Pour Friedrich Merz, l’équation est délicate. Le chancelier conservateur a suspendu début août les livraisons d’armes allemandes à Israël à la suite de la décision de Tel-Aviv d’intensifier ses opérations à Gaza. Il fait déjà face à une « rébellion ouverte » au sein de son propre parti, la CDU, sur la cessation des livraisons d’armes. Ses opposants internes l’accusent de trahir l’engagement historique de l’Allemagne envers Israël, cette Staatsräson forgée par la culpabilité liée à la Shoah.
Mais les pressions s’accumulent.

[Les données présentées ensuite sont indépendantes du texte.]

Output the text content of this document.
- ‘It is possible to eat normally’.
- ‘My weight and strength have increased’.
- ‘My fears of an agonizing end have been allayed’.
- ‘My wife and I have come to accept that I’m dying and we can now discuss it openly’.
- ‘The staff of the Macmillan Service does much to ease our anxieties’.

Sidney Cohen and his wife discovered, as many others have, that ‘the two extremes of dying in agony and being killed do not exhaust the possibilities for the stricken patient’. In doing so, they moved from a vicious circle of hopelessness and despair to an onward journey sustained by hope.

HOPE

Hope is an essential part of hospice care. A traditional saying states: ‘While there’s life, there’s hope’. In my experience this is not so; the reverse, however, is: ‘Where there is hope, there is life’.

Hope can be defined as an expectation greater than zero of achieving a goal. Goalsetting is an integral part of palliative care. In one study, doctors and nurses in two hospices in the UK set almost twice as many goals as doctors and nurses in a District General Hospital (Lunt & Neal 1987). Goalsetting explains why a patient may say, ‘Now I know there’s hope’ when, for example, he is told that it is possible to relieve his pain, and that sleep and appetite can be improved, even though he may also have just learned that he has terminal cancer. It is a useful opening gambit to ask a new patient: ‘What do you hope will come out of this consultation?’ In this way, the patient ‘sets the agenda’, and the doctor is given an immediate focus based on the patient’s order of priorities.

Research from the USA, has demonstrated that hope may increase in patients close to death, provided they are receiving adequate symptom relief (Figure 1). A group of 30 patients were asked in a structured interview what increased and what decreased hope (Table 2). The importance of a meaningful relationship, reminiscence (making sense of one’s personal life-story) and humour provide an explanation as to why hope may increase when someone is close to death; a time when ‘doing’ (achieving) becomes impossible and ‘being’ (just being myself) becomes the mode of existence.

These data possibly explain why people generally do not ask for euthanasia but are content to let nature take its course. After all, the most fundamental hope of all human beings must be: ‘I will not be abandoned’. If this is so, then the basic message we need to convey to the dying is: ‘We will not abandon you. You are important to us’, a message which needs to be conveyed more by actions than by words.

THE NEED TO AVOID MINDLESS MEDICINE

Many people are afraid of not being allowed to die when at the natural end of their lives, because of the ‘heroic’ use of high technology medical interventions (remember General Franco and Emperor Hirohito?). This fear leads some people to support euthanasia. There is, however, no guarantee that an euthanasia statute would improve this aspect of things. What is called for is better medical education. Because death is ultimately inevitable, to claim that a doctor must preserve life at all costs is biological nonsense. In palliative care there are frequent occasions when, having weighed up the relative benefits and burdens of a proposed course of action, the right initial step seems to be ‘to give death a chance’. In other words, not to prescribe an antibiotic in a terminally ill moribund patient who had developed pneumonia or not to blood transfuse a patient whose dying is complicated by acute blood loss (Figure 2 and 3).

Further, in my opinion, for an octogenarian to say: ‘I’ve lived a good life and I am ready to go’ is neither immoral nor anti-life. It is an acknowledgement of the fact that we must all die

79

D’un côté, l’opinion publique allemande s’émeut de plus en plus du bilan humanitaire à Gaza. De l’autre, ses partenaires européens multiplient les appels du pied pour que le chancelier Merz rejoigne la position des pays comme la France, les Pays-Bas, l’Espagne, la Belgique, l’Irlande…
Israël proteste avant la sanction
Israël n’a pas attendu la décision de la Commission européenne pour adresser, dès le 16 septembre, une lettre cinglante à Ursula von der Leyen. Dans ce courrier de deux pages, signés par le ministre des Affaires étrangères Gideon Sa’ar, Israël proteste contre « cette proposition sans précédent, qui n’a jamais été mise en œuvre contre aucun autre pays ». Cette sanction constitue « une tentative claire de nuire à Israël alors que nous menons encore une guerre qui nous a été imposée », poursuit le chef de la diplomatie israélienne. Gideon Sa’ar dénonce un processus « entaché de fausses accusations et de vices juridiques », accusant la Commission de ne pas avoir respecté les exigences minimales de consultation prévues dans l’accord d’association.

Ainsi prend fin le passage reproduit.